Thanks Indy. Unfortunately, it's too late. My family has taken things I've said, trying to explain W's perspective, and now has the opinion that she's emotionally unstable, an unfit mother, etc. and that I'm enabling her. I'm accomodating her "sick and stagnant" fantasy. If I object my sister says, "you're still defending her." Honestly, my family has never liked my wife very much. There's always been weirdness there. Now I feel like my family is going to write me off as being a complete idiot, not doing what I need to for my boys, etc.

My sister said, I'm the strong one - I'm the stable one - is W going to be able to be alone? What kind of people is she going to introduce into the boys' lives?

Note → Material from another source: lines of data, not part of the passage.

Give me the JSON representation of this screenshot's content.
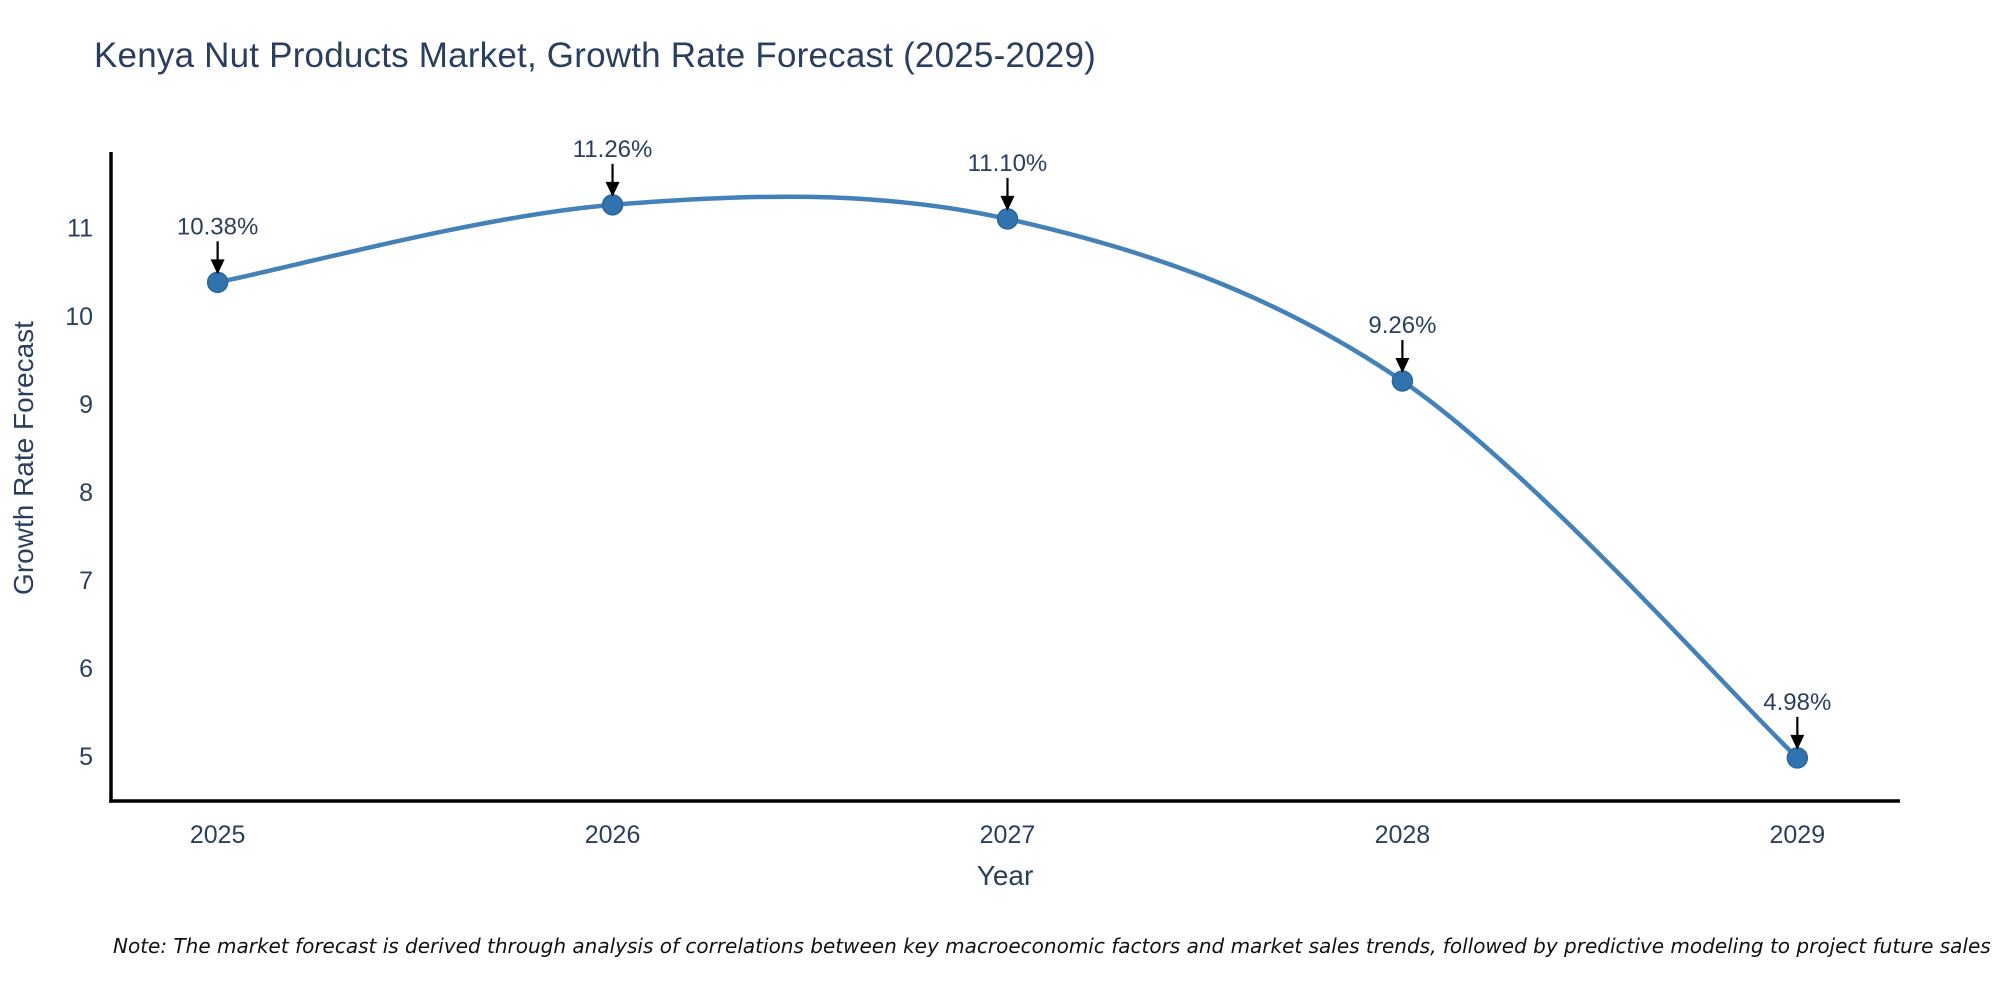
{
  "header": {
    "title": "Kenya Nut Products Market, Growth Rate Forecast (2025-2029)"
  },
  "footnote": {
    "text": "Note: The market forecast is derived through analysis of correlations between key macroeconomic factors and market sales trends, followed by predictive modeling to project future sales"
  },
  "chart_data": {
    "type": "line",
    "title": "Kenya Nut Products Market, Growth Rate Forecast (2025-2029)",
    "xlabel": "Year",
    "ylabel": "Growth Rate Forecast",
    "x": [
      2025,
      2026,
      2027,
      2028,
      2029
    ],
    "values": [
      10.38,
      11.26,
      11.1,
      9.26,
      4.98
    ],
    "point_labels": [
      "10.38%",
      "11.26%",
      "11.10%",
      "9.26%",
      "4.98%"
    ],
    "xticks": [
      "2025",
      "2026",
      "2027",
      "2028",
      "2029"
    ],
    "yticks": [
      5,
      6,
      7,
      8,
      9,
      10,
      11
    ],
    "xlim": [
      2024.73,
      2029.26
    ],
    "ylim": [
      4.49,
      11.86
    ],
    "grid": false,
    "legend_position": "none",
    "colors": {
      "line": "#4381b8",
      "marker": "#3173ad",
      "marker_edge": "#2b669c",
      "axis": "#000000",
      "text": "#2a3f5f",
      "annotation_arrow": "#000000",
      "background": "#ffffff"
    }
  }
}
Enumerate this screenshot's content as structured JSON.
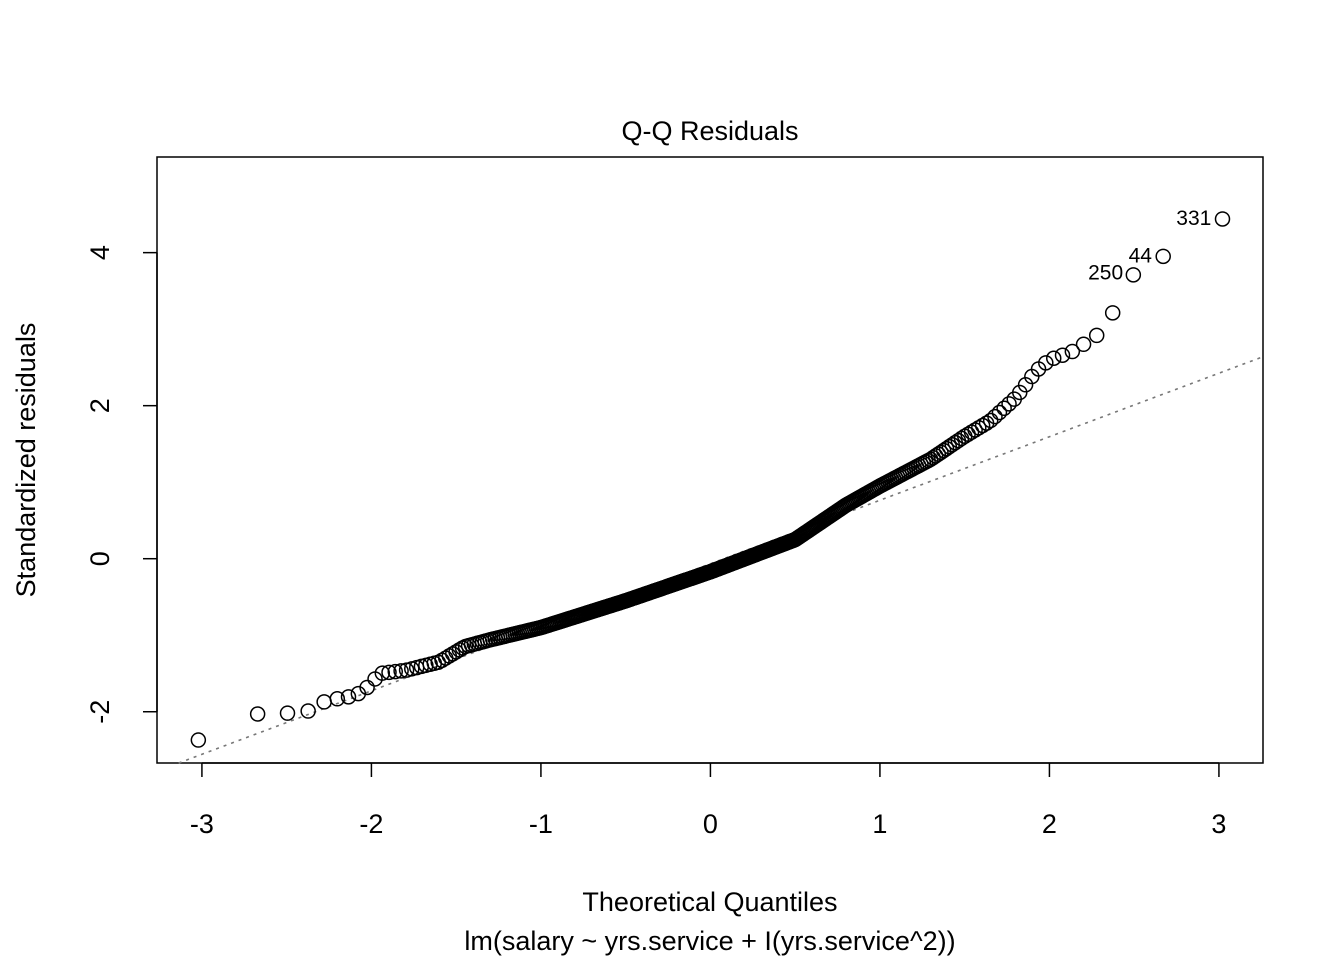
{
  "chart_data": {
    "type": "scatter",
    "title": "Q-Q Residuals",
    "xlabel": "Theoretical Quantiles",
    "subtitle": "lm(salary ~ yrs.service + I(yrs.service^2))",
    "ylabel": "Standardized residuals",
    "xlim": [
      -3.265,
      3.26
    ],
    "ylim": [
      -2.67,
      5.25
    ],
    "x_ticks": [
      -3,
      -2,
      -1,
      0,
      1,
      2,
      3
    ],
    "y_ticks": [
      -2,
      0,
      2,
      4
    ],
    "grid": false,
    "n_points": 397,
    "reference_line": {
      "intercept": -0.066,
      "slope": 0.83,
      "style": "dotted",
      "color": "#777777"
    },
    "quantile_curve": [
      [
        -3.02,
        -2.37
      ],
      [
        -2.68,
        -2.03
      ],
      [
        -2.5,
        -2.02
      ],
      [
        -2.37,
        -1.99
      ],
      [
        -2.27,
        -1.86
      ],
      [
        -2.2,
        -1.83
      ],
      [
        -2.12,
        -1.8
      ],
      [
        -2.05,
        -1.74
      ],
      [
        -1.99,
        -1.6
      ],
      [
        -1.95,
        -1.5
      ],
      [
        -1.8,
        -1.46
      ],
      [
        -1.6,
        -1.35
      ],
      [
        -1.45,
        -1.15
      ],
      [
        -1.3,
        -1.06
      ],
      [
        -1.0,
        -0.9
      ],
      [
        -0.5,
        -0.55
      ],
      [
        0,
        -0.17
      ],
      [
        0.5,
        0.25
      ],
      [
        0.8,
        0.7
      ],
      [
        1.0,
        0.95
      ],
      [
        1.3,
        1.3
      ],
      [
        1.5,
        1.6
      ],
      [
        1.65,
        1.8
      ],
      [
        1.8,
        2.1
      ],
      [
        1.92,
        2.45
      ],
      [
        2.0,
        2.6
      ],
      [
        2.13,
        2.7
      ],
      [
        2.2,
        2.8
      ],
      [
        2.28,
        2.92
      ],
      [
        2.37,
        3.2
      ],
      [
        2.5,
        3.73
      ],
      [
        2.67,
        3.95
      ],
      [
        3.02,
        4.44
      ]
    ],
    "labeled_points": [
      {
        "label": "331",
        "x": 3.02,
        "y": 4.44
      },
      {
        "label": "44",
        "x": 2.67,
        "y": 3.95
      },
      {
        "label": "250",
        "x": 2.5,
        "y": 3.73
      }
    ],
    "marker": "open-circle"
  }
}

I guess I should have kept my mouth shut.

So - this morning was interesting. I wasn't feeling so well. W came out, asked if she could make breakfast, how I wanted my eggs, etc. At one point she came over and started rubbing my side vigorously. I mumbled something, and she stopped and said, "No?" I said, no, just, how are you doing?

She continued to be really chatted, I didn't say much.
Then when I was taking a shower, she asked if she could come in and get ready. Kept chatting, I kept saying "What?" over the shower. So after awhile, she said, I'm sorry, I just miss you. So I opened the door, looked at her and said, "What do you want from me?"

So, I'm being distant, she's pursuing, or something like it.

I'm taking the boys to the in-laws - think I'm fighting a cold, so seemed like a good idea. I've spent a looot of time, weekends and so on, with the boys lately, so I'm OK with it. So this weekend will be the first time that I've really been alone.

So, I guess time to GAL. Call up my buddy. Just go out and read a book in a coffee shop. Maybe I'll buy some new clothes or something. Need to mow the grass.

W asked if she could call me over the weekend, I said sure.
She was wearing her ring on her correct hand this morning.

Drop the rope. Let the cat come to you. Right guys? I'm turning around what I'm doing.